What’s the surprise? Collectively, as taxpayers, we spend about $500 a day at Dufferin Rink to fuel the compressors that cool the rink pad. The rink has two compressors of 75 horsepower each – you can hear their noise through the compressor-room doors at the side of the building. These compressors push a brine (salt water) solution through a big tank of cooling ammonia, and then out into the extensive grid of PVC pipes underneath the concrete floor of the rink. This cold liquid brings the entire big concrete slab to well below freezing, so any water that’s put on the rink pads sets up as ice right away. The brine liquid circulates back into a large pipe in the “header trench” right next to the building, underneath where everybody stands when the zamboni is doing ice maintenance. From there the brine gets pushed back into the compressor room, where it passes through the freezing-cold ammonia tank, and out again into the pipes under the concrete, and so on.
The only serious match for this powerful cooling system is the sun, and in the months around the December 21 winter solstice, the sun is very weak. It doesn’t get to spend very much time above the horizon, and that suits the compressors just fine.
The sun begins to gain real power toward the end of February, which is why, on a sunny day on, let’s say, February 25, when the air temperature is minus 8, the ice gets really mushy near the reflective boards, and even a bit soft in the middle. The compressors are losing ground as the sun prepares to bring on spring and summer. But on a low-sun Monday, November 23, at 11 degrees, a thin film of water forms on top of solid ice, and the shinny hockey and pleasure-skating at Dufferin Rink are brilliant.
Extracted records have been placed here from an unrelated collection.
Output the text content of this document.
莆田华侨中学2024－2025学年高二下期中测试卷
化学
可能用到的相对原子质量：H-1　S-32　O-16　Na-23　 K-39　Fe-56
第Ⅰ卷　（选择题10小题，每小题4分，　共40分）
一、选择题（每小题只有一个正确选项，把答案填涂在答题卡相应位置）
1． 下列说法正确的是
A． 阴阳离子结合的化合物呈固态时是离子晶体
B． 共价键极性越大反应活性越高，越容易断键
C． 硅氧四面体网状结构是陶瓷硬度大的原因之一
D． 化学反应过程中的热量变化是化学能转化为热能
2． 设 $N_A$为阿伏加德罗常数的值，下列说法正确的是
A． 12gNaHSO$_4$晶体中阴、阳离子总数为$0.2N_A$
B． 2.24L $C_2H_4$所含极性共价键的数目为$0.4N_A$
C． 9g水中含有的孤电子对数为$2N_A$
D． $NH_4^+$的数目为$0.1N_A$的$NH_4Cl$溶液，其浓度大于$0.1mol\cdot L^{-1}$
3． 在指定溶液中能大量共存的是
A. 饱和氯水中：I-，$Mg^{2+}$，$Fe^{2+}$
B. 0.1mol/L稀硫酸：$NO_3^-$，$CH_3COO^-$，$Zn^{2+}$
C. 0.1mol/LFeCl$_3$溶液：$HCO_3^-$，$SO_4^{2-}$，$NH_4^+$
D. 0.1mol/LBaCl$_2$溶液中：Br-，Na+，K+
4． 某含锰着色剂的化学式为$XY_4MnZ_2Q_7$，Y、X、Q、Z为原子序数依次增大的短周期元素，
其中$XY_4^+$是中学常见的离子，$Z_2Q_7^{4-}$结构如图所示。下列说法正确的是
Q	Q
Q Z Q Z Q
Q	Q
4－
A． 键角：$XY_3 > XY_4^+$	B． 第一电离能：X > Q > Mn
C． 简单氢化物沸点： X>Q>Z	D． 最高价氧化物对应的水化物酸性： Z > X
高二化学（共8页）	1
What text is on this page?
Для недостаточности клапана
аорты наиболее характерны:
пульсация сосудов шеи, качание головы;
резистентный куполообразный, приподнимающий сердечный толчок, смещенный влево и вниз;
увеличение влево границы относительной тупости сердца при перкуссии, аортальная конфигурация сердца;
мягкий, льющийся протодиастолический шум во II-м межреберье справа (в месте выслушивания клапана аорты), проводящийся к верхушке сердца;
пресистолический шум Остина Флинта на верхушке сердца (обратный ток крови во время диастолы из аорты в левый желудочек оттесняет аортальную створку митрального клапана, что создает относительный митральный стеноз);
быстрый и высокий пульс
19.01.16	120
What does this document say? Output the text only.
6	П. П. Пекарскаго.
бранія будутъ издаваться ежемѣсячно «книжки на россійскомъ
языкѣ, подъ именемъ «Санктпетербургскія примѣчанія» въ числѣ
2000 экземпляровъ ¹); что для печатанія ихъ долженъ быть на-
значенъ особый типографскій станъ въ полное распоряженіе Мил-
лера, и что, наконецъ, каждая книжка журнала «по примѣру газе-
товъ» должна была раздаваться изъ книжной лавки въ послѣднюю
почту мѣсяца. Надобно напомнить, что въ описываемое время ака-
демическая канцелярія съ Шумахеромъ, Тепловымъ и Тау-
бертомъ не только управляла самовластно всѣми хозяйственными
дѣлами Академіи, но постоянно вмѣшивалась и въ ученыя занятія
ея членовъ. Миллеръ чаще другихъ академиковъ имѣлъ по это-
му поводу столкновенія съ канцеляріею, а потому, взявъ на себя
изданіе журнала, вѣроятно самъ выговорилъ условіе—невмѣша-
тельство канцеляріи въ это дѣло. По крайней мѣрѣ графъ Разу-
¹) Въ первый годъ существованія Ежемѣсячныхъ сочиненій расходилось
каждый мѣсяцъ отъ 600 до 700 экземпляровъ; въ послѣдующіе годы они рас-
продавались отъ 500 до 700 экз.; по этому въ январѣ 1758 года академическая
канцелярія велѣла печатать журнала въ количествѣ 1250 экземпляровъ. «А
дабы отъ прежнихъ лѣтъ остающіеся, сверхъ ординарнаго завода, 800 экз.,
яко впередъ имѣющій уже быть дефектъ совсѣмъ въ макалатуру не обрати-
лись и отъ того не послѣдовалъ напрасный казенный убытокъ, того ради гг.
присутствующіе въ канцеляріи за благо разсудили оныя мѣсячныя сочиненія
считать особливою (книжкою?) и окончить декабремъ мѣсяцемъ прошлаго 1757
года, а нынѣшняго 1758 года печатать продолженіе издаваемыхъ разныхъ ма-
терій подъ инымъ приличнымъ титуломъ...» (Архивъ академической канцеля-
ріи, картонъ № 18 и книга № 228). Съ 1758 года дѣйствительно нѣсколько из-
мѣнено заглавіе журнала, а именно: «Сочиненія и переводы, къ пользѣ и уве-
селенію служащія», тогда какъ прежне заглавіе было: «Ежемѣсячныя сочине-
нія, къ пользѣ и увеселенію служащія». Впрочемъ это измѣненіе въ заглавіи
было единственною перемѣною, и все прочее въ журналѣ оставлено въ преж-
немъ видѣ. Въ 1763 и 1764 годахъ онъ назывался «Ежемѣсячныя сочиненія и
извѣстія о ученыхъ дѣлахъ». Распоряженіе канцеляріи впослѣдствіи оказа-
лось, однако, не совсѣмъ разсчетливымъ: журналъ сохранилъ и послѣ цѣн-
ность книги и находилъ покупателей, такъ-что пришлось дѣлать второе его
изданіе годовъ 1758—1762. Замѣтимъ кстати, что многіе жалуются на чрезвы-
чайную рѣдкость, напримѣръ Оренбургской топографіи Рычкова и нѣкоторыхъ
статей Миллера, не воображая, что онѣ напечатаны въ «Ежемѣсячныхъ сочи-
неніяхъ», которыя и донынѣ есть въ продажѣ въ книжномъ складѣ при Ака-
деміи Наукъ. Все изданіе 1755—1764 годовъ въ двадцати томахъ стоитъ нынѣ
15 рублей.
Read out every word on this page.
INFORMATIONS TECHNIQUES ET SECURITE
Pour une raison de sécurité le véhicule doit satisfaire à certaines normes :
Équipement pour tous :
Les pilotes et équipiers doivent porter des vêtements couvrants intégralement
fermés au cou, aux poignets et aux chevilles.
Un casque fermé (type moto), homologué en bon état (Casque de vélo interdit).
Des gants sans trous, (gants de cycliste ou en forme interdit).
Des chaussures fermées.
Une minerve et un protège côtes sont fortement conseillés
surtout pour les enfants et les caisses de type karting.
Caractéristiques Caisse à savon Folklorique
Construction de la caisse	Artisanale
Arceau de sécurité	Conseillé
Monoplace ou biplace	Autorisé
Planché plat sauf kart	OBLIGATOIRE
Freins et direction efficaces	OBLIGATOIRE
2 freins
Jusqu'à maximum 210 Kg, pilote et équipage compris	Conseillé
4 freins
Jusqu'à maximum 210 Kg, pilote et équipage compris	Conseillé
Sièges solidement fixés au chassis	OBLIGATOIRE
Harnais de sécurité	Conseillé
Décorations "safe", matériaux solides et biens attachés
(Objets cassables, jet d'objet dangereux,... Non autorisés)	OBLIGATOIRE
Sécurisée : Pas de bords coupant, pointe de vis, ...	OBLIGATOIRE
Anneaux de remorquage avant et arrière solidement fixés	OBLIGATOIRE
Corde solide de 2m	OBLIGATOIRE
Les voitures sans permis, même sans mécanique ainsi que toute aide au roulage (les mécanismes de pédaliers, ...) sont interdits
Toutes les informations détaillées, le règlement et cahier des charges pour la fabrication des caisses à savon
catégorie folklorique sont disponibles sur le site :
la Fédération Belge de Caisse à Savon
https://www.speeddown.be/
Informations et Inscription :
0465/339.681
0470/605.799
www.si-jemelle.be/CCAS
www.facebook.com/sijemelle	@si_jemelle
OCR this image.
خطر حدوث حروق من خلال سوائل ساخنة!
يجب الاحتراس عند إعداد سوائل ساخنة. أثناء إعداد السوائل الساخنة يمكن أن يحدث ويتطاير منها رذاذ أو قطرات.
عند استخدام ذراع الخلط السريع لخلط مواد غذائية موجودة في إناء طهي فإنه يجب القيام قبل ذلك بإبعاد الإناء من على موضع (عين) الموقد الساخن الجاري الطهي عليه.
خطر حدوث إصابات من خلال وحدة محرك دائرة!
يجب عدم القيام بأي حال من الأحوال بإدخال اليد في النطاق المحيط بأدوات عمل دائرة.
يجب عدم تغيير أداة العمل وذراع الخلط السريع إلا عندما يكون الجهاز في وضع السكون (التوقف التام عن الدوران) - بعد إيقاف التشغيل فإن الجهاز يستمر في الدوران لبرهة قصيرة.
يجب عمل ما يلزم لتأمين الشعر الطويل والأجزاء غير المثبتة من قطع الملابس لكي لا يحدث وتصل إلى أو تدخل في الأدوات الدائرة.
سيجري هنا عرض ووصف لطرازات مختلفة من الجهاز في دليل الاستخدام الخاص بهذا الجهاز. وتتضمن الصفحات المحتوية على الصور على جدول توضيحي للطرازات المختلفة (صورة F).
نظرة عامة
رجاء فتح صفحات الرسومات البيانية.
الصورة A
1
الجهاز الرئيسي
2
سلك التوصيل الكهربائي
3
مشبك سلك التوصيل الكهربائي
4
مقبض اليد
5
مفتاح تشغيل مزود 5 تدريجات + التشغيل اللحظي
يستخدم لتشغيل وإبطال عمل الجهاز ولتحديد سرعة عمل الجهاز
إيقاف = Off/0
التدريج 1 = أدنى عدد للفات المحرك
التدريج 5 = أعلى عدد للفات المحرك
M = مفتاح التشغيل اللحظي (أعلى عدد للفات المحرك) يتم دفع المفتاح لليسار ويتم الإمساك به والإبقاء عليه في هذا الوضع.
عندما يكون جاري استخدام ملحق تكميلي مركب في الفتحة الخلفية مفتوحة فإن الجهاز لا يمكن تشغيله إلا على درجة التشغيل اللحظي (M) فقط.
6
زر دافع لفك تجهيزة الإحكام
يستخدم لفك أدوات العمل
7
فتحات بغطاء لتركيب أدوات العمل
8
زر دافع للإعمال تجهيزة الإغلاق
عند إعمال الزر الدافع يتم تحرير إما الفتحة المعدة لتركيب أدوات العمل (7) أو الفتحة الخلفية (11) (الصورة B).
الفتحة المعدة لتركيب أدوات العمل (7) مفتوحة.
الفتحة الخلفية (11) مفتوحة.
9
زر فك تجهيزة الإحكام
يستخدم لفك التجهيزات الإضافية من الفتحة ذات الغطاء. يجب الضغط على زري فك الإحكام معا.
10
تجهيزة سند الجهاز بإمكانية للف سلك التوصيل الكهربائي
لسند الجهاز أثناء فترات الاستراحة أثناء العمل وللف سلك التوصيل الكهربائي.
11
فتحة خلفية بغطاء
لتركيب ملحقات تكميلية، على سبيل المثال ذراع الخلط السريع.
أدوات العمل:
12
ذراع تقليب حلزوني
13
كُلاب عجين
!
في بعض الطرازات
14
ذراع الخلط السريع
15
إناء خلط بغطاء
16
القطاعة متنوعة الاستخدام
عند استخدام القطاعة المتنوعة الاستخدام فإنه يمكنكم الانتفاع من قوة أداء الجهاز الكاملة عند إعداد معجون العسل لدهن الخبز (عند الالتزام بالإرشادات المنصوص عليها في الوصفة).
It’s not only rink users whose rink literacy is in some need of upgrading. The city’s rink staff are also confused. In our travels around the other 48 city rinks, we have often heard zamboni drivers say that they can’t make ice because the temperature is above zero. The city’s Park management blames a multitude of ice-making sins on the temperature, global warming, etc. Convenient – but most of the time, not true. The compressor-cooled rinks can do their job, and having all those rinks can take some of the sting out of the dark months of winter for Torontontians.